Logo Questions Linux Laravel Mysql Ubuntu Git Menu
 

Why is LOOP so slow? [duplicate]

Tags:

assembly

This astonished me, because I always thought that loop should have some inside optimization.

Here are the experiments I did today. I was using Microsoft Visual Studio 2010. My operation system is 64 bit Windows 8. My questions are at the end.

First experiment:

Platform: Win32
Mode: Debug (to disable optimization)

begin = clock();
_asm
{
    mov ecx, 07fffffffh
start:
    loop start
}
end = clock();
cout<<"passed time: "<<double(end - begin)/CLOCKS_PER_SEC<<endl;

Output: passed time: 3.583
(The number changes a little with each run, but it's morally the same size.)

Second experiment:

Platform: Win32
Mode: Debug

begin = clock();
_asm
{
    mov ecx, 07fffffffh
start:
    dec ecx
    jnz start
}
end = clock();
cout<<"passed time: "<<double(end - begin)/CLOCKS_PER_SEC<<endl;

Output: passed time: 0.903

Third and fourth experiment:

Just change the platform to x64. Since VC++ does not support 64 bit inline assembly, I have to put the loop in another *.asm file. But finally the results are the same.

And from this point I begin to use my brain - loop is 4 times slower than dec ecx, jnz start, and the only difference between them, AFAIK, is that dec ecx changes flags while loop doesn't. In order to imitate this keep of flags, I did the

Fifth experiment:

Platform: Win32 (in the following I always suppose that the platform has no effect on the result)
Mode: Debug

begin = clock();
_asm
{
    mov ecx, 07fffffffh
    pushf
start:
    popf
; do the loop here
    pushf
    dec ecx
    jnz start
    popf
}
end = clock();
cout<<"passed time: "<<double(end - begin)/CLOCKS_PER_SEC<<endl;

Output: passed time: 22.134

This is understandable, because pushf and popf have to play with the memory. But, let's say, for example, that the register eax is not to be kept at the end of the loop (which can be achieved by arranging the registers better), and that the flag OF is not needed in the loop (this simplifies things since OF is not in the lower 8 bits of flag), then we may use lahf and sahf to keep the flags, so I did the

Sixth experiment:

Platform: Win32
Mode: Debug

begin = clock();
_asm
{
    mov ecx, 07fffffffh
    lahf
start:
    sahf
; do the loop here
    lahf
    dec ecx
    jnz start
    sahf
}
end = clock();
cout<<"passed time: "<<double(end - begin)/CLOCKS_PER_SEC<<endl;

Output: passed time: 1.933

This is still much better than using loop directly, right?
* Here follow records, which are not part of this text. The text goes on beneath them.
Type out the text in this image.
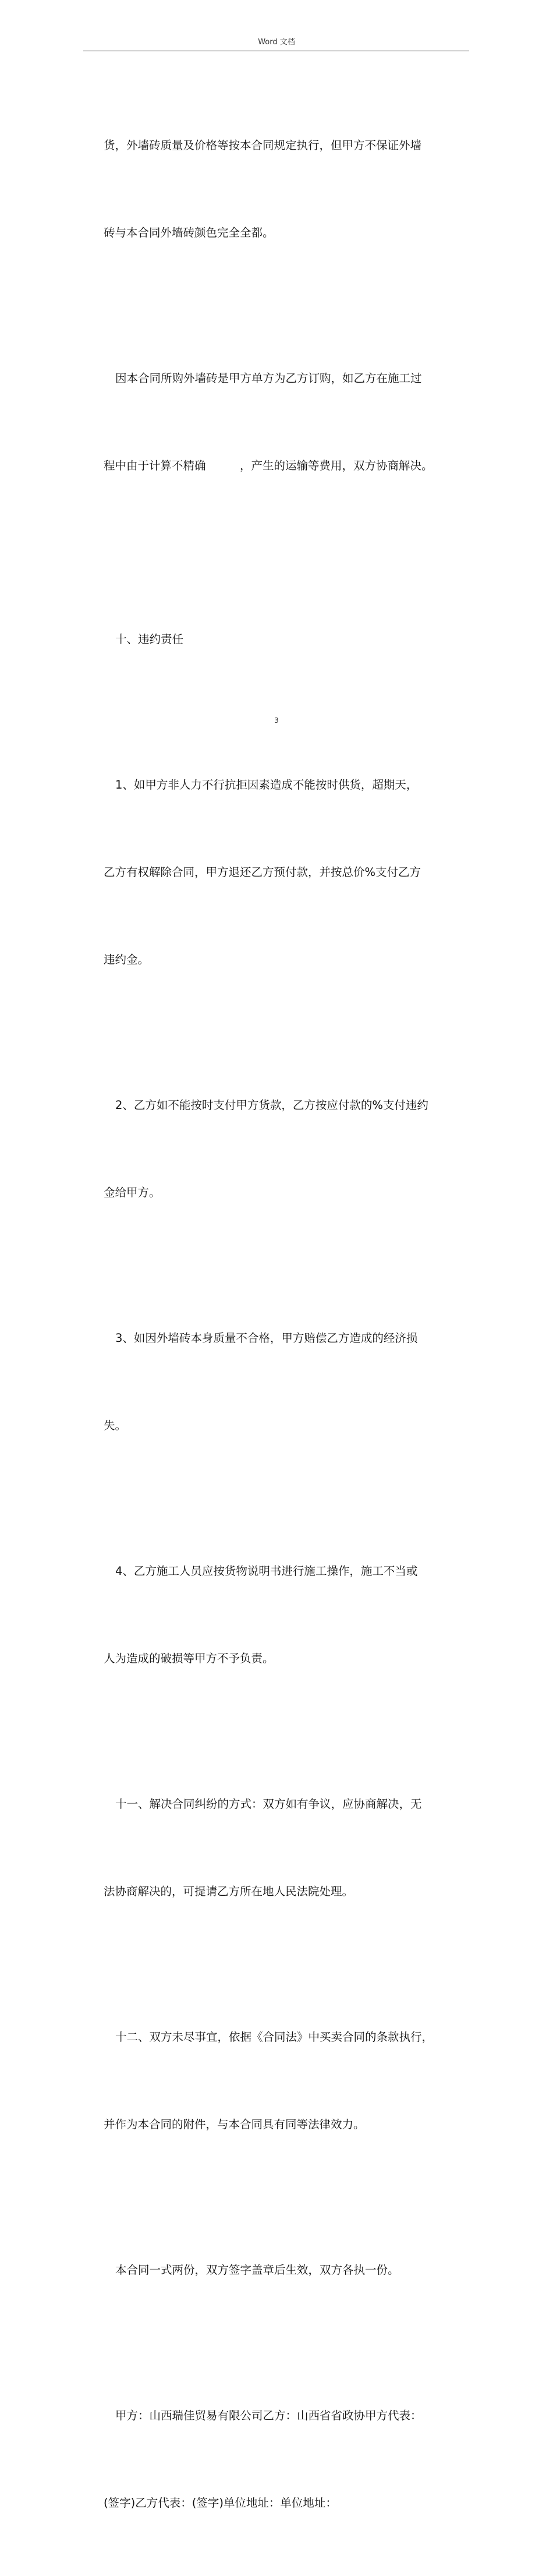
Word 文档

货，外墙砖质量及价格等按本合同规定执行，但甲方不保证外墙

砖与本合同外墙砖颜色完全全都。

因本合同所购外墙砖是甲方单方为乙方订购，如乙方在施工过

程中由于计算不精确　　　，产生的运输等费用，双方协商解决。

十、违约责任

1、如甲方非人力不行抗拒因素造成不能按时供货，超期天，

乙方有权解除合同，甲方退还乙方预付款，并按总价%支付乙方

违约金。

2、乙方如不能按时支付甲方货款，乙方按应付款的%支付违约

金给甲方。

3、如因外墙砖本身质量不合格，甲方赔偿乙方造成的经济损

失。

4、乙方施工人员应按货物说明书进行施工操作，施工不当或

人为造成的破损等甲方不予负责。

十一、解决合同纠纷的方式：双方如有争议，应协商解决，无

法协商解决的，可提请乙方所在地人民法院处理。

十二、双方未尽事宜，依据《合同法》中买卖合同的条款执行，

并作为本合同的附件，与本合同具有同等法律效力。

本合同一式两份，双方签字盖章后生效，双方各执一份。

甲方：山西瑞佳贸易有限公司乙方：山西省省政协甲方代表：

(签字)乙方代表：(签字)单位地址：单位地址：

3
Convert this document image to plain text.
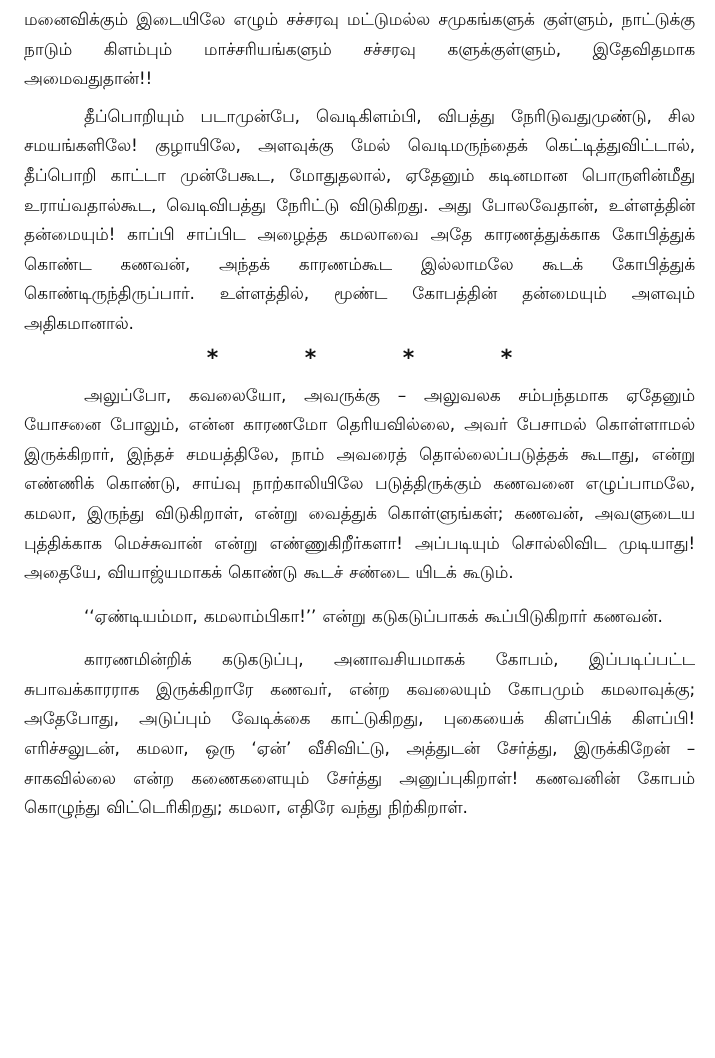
மனைவிக்கும் இடையிலே எழும் சச்சரவு மட்டுமல்ல சமுகங்களுக் குள்ளும், நாட்டுக்கு நாடும் கிளம்பும் மாச்சரியங்களும் சச்சரவு களுக்குள்ளும், இதேவிதமாக அமைவதுதான்!!

தீப்பொறியும் படாமுன்பே, வெடிகிளம்பி, விபத்து நேரிடுவதுமுண்டு, சில சமயங்களிலே! குழாயிலே, அளவுக்கு மேல் வெடிமருந்தைக் கெட்டித்துவிட்டால், தீப்பொறி காட்டா முன்பேகூட, மோதுதலால், ஏதேனும் கடினமான பொருளின்மீது உராய்வதால்கூட, வெடிவிபத்து நேரிட்டு விடுகிறது. அது போலவேதான், உள்ளத்தின் தன்மையும்! காப்பி சாப்பிட அழைத்த கமலாவை அதே காரணத்துக்காக கோபித்துக் கொண்ட கணவன், அந்தக் காரணம்கூட இல்லாமலே கூடக் கோபித்துக் கொண்டிருந்திருப்பார். உள்ளத்தில், மூண்ட கோபத்தின் தன்மையும் அளவும் அதிகமானால்.

*	*	*	*

அலுப்போ, கவலையோ, அவருக்கு – அலுவலக சம்பந்தமாக ஏதேனும் யோசனை போலும், என்ன காரணமோ தெரியவில்லை, அவர் பேசாமல் கொள்ளாமல் இருக்கிறார், இந்தச் சமயத்திலே, நாம் அவரைத் தொல்லைப்படுத்தக் கூடாது, என்று எண்ணிக் கொண்டு, சாய்வு நாற்காலியிலே படுத்திருக்கும் கணவனை எழுப்பாமலே, கமலா, இருந்து விடுகிறாள், என்று வைத்துக் கொள்ளுங்கள்; கணவன், அவளுடைய புத்திக்காக மெச்சுவான் என்று எண்ணுகிறீர்களா! அப்படியும் சொல்லிவிட முடியாது! அதையே, வியாஜ்யமாகக் கொண்டு கூடச் சண்டை யிடக் கூடும்.

‘‘ஏண்டியம்மா, கமலாம்பிகா!’’ என்று கடுகடுப்பாகக் கூப்பிடுகிறார் கணவன்.

காரணமின்றிக் கடுகடுப்பு, அனாவசியமாகக் கோபம், இப்படிப்பட்ட சுபாவக்காரராக இருக்கிறாரே கணவர், என்ற கவலையும் கோபமும் கமலாவுக்கு; அதேபோது, அடுப்பும் வேடிக்கை காட்டுகிறது, புகையைக் கிளப்பிக் கிளப்பி! எரிச்சலுடன், கமலா, ஒரு ‘ஏன்’ வீசிவிட்டு, அத்துடன் சேர்த்து, இருக்கிறேன் – சாகவில்லை என்ற கணைகளையும் சேர்த்து அனுப்புகிறாள்! கணவனின் கோபம் கொழுந்து விட்டெரிகிறது; கமலா, எதிரே வந்து நிற்கிறாள்.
And the last experiment I did is to try to also keep the OF flag.

Seventh experiment:

Platform: Win32
Mode: Debug

begin = clock();
_asm
{
    mov ecx, 07fffffffh
start:
    inc al
    sahf
; do the loop here
    lahf
    mov al, 0FFh
    jo dec_ecx
    mov al, 0
dec_ecx:
    dec ecx
    jnz start
}
end = clock();
cout<<"passed time: "<<double(end - begin)/CLOCKS_PER_SEC<<endl;

Output: passed time: 3.612

This result is the worst case, i.e. OF is not set at each loop. And it is almost the same as using loop directly ...

So my questions are:

  1. Am I right that, the ONLY advantage of using loop is that it takes care of the flags (actually only the 5 of them that dec has effect on)?
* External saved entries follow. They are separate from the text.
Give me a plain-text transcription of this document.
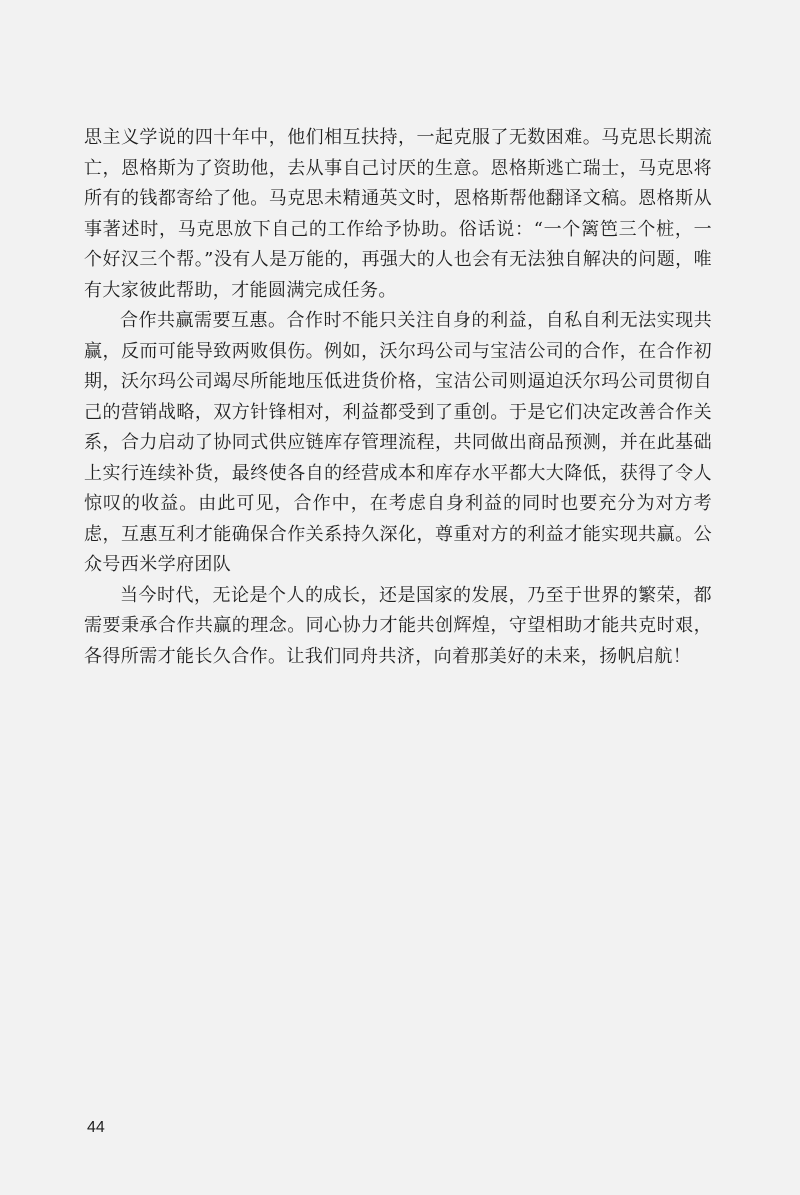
思主义学说的四十年中，他们相互扶持，一起克服了无数困难。马克思长期流亡，恩格斯为了资助他，去从事自己讨厌的生意。恩格斯逃亡瑞士，马克思将所有的钱都寄给了他。马克思未精通英文时，恩格斯帮他翻译文稿。恩格斯从事著述时，马克思放下自己的工作给予协助。俗话说：“一个篱笆三个桩，一个好汉三个帮。”没有人是万能的，再强大的人也会有无法独自解决的问题，唯有大家彼此帮助，才能圆满完成任务。

合作共赢需要互惠。合作时不能只关注自身的利益，自私自利无法实现共赢，反而可能导致两败俱伤。例如，沃尔玛公司与宝洁公司的合作，在合作初期，沃尔玛公司竭尽所能地压低进货价格，宝洁公司则逼迫沃尔玛公司贯彻自己的营销战略，双方针锋相对，利益都受到了重创。于是它们决定改善合作关系，合力启动了协同式供应链库存管理流程，共同做出商品预测，并在此基础上实行连续补货，最终使各自的经营成本和库存水平都大大降低，获得了令人惊叹的收益。由此可见，合作中，在考虑自身利益的同时也要充分为对方考虑，互惠互利才能确保合作关系持久深化，尊重对方的利益才能实现共赢。公众号西米学府团队

当今时代，无论是个人的成长，还是国家的发展，乃至于世界的繁荣，都需要秉承合作共赢的理念。同心协力才能共创辉煌，守望相助才能共克时艰，各得所需才能长久合作。让我们同舟共济，向着那美好的未来，扬帆启航！

44
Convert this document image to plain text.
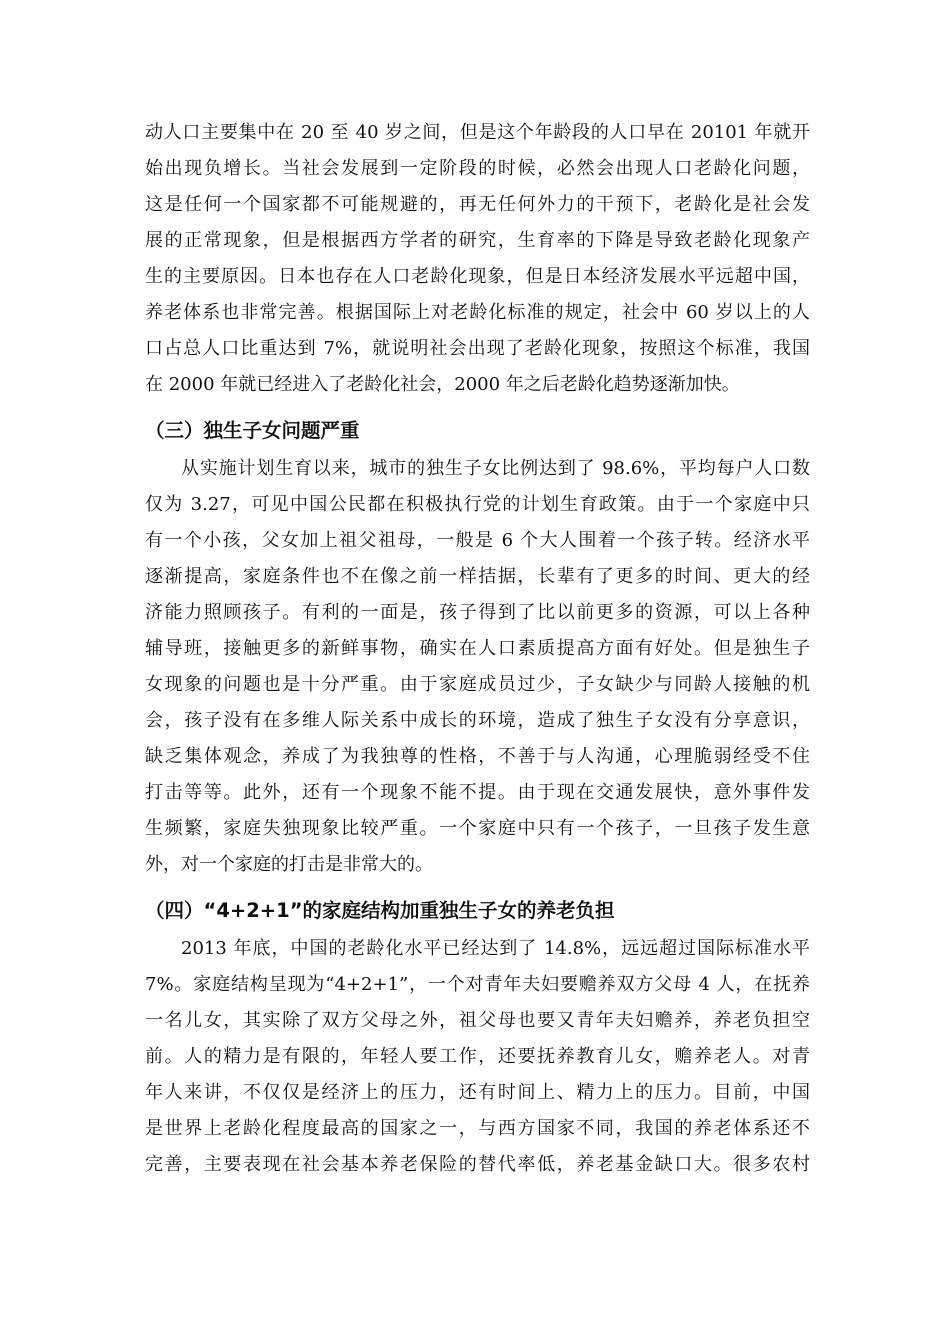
动人口主要集中在 20 至 40 岁之间，但是这个年龄段的人口早在 20101 年就开
始出现负增长。当社会发展到一定阶段的时候，必然会出现人口老龄化问题，
这是任何一个国家都不可能规避的，再无任何外力的干预下，老龄化是社会发
展的正常现象，但是根据西方学者的研究，生育率的下降是导致老龄化现象产
生的主要原因。日本也存在人口老龄化现象，但是日本经济发展水平远超中国，
养老体系也非常完善。根据国际上对老龄化标准的规定，社会中 60 岁以上的人
口占总人口比重达到 7%，就说明社会出现了老龄化现象，按照这个标准，我国
在 2000 年就已经进入了老龄化社会，2000 年之后老龄化趋势逐渐加快。
（三）独生子女问题严重
从实施计划生育以来，城市的独生子女比例达到了 98.6%，平均每户人口数
仅为 3.27，可见中国公民都在积极执行党的计划生育政策。由于一个家庭中只
有一个小孩，父女加上祖父祖母，一般是 6 个大人围着一个孩子转。经济水平
逐渐提高，家庭条件也不在像之前一样拮据，长辈有了更多的时间、更大的经
济能力照顾孩子。有利的一面是，孩子得到了比以前更多的资源，可以上各种
辅导班，接触更多的新鲜事物，确实在人口素质提高方面有好处。但是独生子
女现象的问题也是十分严重。由于家庭成员过少，子女缺少与同龄人接触的机
会，孩子没有在多维人际关系中成长的环境，造成了独生子女没有分享意识，
缺乏集体观念，养成了为我独尊的性格，不善于与人沟通，心理脆弱经受不住
打击等等。此外，还有一个现象不能不提。由于现在交通发展快，意外事件发
生频繁，家庭失独现象比较严重。一个家庭中只有一个孩子，一旦孩子发生意
外，对一个家庭的打击是非常大的。
（四）“4+2+1”的家庭结构加重独生子女的养老负担
2013 年底，中国的老龄化水平已经达到了 14.8%，远远超过国际标准水平
7%。家庭结构呈现为“4+2+1”，一个对青年夫妇要赡养双方父母 4 人，在抚养
一名儿女，其实除了双方父母之外，祖父母也要又青年夫妇赡养，养老负担空
前。人的精力是有限的，年轻人要工作，还要抚养教育儿女，赡养老人。对青
年人来讲，不仅仅是经济上的压力，还有时间上、精力上的压力。目前，中国
是世界上老龄化程度最高的国家之一，与西方国家不同，我国的养老体系还不
完善，主要表现在社会基本养老保险的替代率低，养老基金缺口大。很多农村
  2. Is there a longer form of lahf and sahf which also moves OF, so that we may totally get rid of loop?

like image 694
WhatsUp Avatar asked Feb 04 '14 22:02

WhatsUp


1 Answers

Historically, on the 8088 and 8086 processors, LOOP was an optimization because it only took one cycle longer than a conditional branch, whereas putting a DEC CX before a branch would cost three or four cycles (depending upon the state of the prefetch queue).

Today's processors, however, work very differently from the 8086. For a few processor generations, even though manufacturers have made machines that can process correctly essentially all of the documented instructions that the 8088/8086 or its descendants have ever possessed, they've focused their energies on enhancing only the performance of the most useful instructions. For a variety of reasons, the amount of circuitry Intel or AMD would have to add to a modern CPU to make the LOOP instruction work as efficiently as DEC CX/JNZ would likely exceed the total amount of circuitry in the entire 8086, probably by a huge margin. Rather than increase the complexity of their high-performance CPU, the manufacturers include a much simpler, but slower, processing unit which can handle "obscure" instructions. While a high-performance CPU will need lots of circuitry to allow the execution of multiple instructions to overlap except when later instructions need results from earlier computations (and must wait until they're available), an "obscure instructions processing unit" can avoid the need for such circuitry by simply executing instructions one at a time.

like image 78
supercat Avatar answered Oct 16 '22 19:10

supercat